Britain's top share index rose for the fourth consecutive day on Thursday, helped by a surge in retailer Marks & Spencer and financial stocks as well as by strong data on the US economy. The FTSE 100 rose 28.77 points, or 0.5 percent, to 6,416.14 points, having extended gains in the afternoon after better-than-expected jobless claims data from the United States, the world's largest economy.
Recent US labour data had been disappointing, sending the FTSE to a two-month low last Friday. Traders said investors were buying on market dips on expectations that the US Federal Reserve keep its economic stimulus programme going. The FTSE is up 2.7 percent since last Friday, setting it on track for its best weekly percentage since January. "The underlying trend is positive but it's going to be punctuated by moments of panic," said Derek Hammond, head of institutional equity sales at Societe Generale. "Those moments of panic are opportunities for those who have missed the preceding rally to reinforce (their positions). Over the medium term you're going to see continuous upside pressure in the equities space."
By driving down returns on bonds and cash, the Fed's asset buying programme has been seen as a key driver of a 16.5 percent rally in the FTSE from November to March. Hammond said financial shares were in demand as investors looked for relatively cheap shares that tend to outperform a rising market. Trading at 0.9 times their book value, banks were the cheapest stock in Britain, Thomson Reuters data showed. Financial shares were the biggest boost to the FTSE on Thursday, adding 6.4 index points.
They were led by asset managers Schroders and Aberdeen, boosted by stellar inflows numbers from peer Ashmore Group. Shares in broader-listed Ashmore rose 13 percent in volume five times their average for the past 90 days. Topping the FTSE 100 was Mark & Spencer, which rose 4.3 percent in volume twice its average after the retail chain posted a smaller-than-expected fall in quarterly sales.

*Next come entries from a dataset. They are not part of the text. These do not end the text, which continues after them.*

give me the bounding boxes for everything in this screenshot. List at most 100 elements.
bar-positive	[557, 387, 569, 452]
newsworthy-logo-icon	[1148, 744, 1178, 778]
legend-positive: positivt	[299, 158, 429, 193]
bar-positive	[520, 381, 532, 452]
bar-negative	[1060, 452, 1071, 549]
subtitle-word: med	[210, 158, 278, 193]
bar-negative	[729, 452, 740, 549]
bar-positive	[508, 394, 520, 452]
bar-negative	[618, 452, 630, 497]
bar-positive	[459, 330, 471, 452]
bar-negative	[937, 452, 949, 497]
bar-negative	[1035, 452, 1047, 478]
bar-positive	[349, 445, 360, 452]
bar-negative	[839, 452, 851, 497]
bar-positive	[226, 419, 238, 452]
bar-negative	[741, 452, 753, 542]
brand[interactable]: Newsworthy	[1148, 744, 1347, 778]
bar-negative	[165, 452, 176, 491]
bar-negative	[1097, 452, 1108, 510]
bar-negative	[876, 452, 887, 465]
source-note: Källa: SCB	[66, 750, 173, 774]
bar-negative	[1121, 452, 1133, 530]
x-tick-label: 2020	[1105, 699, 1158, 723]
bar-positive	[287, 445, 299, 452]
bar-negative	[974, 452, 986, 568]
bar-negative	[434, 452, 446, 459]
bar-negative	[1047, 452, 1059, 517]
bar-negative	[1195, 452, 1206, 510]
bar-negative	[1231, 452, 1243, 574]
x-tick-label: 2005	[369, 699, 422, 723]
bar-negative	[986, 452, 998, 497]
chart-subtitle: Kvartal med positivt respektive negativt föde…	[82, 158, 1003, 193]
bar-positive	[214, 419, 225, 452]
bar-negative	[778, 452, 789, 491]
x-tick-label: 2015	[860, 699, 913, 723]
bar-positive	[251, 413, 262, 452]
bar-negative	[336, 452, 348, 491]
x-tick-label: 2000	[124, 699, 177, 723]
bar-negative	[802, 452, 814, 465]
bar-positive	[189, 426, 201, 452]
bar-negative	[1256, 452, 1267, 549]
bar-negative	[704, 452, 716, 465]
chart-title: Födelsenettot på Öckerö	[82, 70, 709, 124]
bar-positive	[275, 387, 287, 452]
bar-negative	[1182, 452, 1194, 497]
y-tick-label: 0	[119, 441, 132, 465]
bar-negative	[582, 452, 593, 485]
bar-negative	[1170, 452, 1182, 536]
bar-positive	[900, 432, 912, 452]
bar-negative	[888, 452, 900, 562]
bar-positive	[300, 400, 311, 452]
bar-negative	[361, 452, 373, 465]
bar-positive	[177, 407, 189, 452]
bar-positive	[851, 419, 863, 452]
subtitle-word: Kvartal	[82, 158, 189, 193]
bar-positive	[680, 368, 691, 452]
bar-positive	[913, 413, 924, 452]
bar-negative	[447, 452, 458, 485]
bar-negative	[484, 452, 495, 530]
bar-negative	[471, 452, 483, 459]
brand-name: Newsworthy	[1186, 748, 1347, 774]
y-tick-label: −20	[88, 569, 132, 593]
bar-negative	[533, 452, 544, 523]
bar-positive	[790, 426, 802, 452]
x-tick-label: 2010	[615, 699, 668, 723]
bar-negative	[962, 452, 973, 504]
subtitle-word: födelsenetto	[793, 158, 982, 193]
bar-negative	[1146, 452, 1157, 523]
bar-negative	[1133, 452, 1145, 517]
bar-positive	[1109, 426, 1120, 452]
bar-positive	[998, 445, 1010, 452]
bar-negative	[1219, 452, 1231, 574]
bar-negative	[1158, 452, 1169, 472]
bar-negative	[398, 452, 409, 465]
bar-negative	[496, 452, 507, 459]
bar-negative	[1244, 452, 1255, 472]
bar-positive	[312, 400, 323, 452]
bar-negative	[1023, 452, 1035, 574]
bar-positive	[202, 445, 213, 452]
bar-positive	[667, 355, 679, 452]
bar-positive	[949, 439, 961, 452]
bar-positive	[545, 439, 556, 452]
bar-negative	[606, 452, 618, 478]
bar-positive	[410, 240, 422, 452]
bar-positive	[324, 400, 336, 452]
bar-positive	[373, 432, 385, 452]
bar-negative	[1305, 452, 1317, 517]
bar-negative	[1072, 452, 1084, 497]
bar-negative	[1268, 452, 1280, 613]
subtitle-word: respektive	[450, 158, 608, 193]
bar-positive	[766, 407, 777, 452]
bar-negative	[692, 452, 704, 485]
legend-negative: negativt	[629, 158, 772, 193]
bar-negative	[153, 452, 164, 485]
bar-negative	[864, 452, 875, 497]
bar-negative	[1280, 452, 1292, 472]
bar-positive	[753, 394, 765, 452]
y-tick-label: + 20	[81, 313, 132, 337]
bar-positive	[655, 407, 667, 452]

Traders said investors have been closing their negative bets, or "shorts", on M&S but sentiment on the stock remained negative given the ongoing weakness of its clothes business. "I'm not sure it's necessarily people turning positive on the story, but there was short-covering going on ahead of the results, and the last few shorts have been squeezed out this morning," CMC Markets head of UK sales trading Matt Basi said.
Short sellers borrow securities with a view to selling them, betting that they will be able to buy them back later at a lower price before returning them to the lender and keeping the difference. Short interest in M&S, as measured by the proportion of its shares outstanding on loan, was close to its year low at 2.7 percent before the results, having fallen nearly one percentage point since mid-March, Markit data showed.
Nevertheless, short interest in M&S was more than twice the average for all shares in the FTSE 100 index, showing that underlying sentiment towards the retailer remains negative. Also supporting sentiment was data showing greater-than-expected money supply growth in China, a key importer of consumer goods and especially luxury products.
Shares in premium brand Burberry rose 3 percent. Basic resources stocks curbed gains on the FTSE, shaving off 6 index points as the sector succumbed to a bout of profit taking after a 4.8 percent gain in the previous three sessions, helped in part by strong Chinese imports data. Leading the fallers was Russia-focused steelmaker Evraz, which dropped 11.4 percent after reporting a surprise 2012 loss and cautioning on its outlook.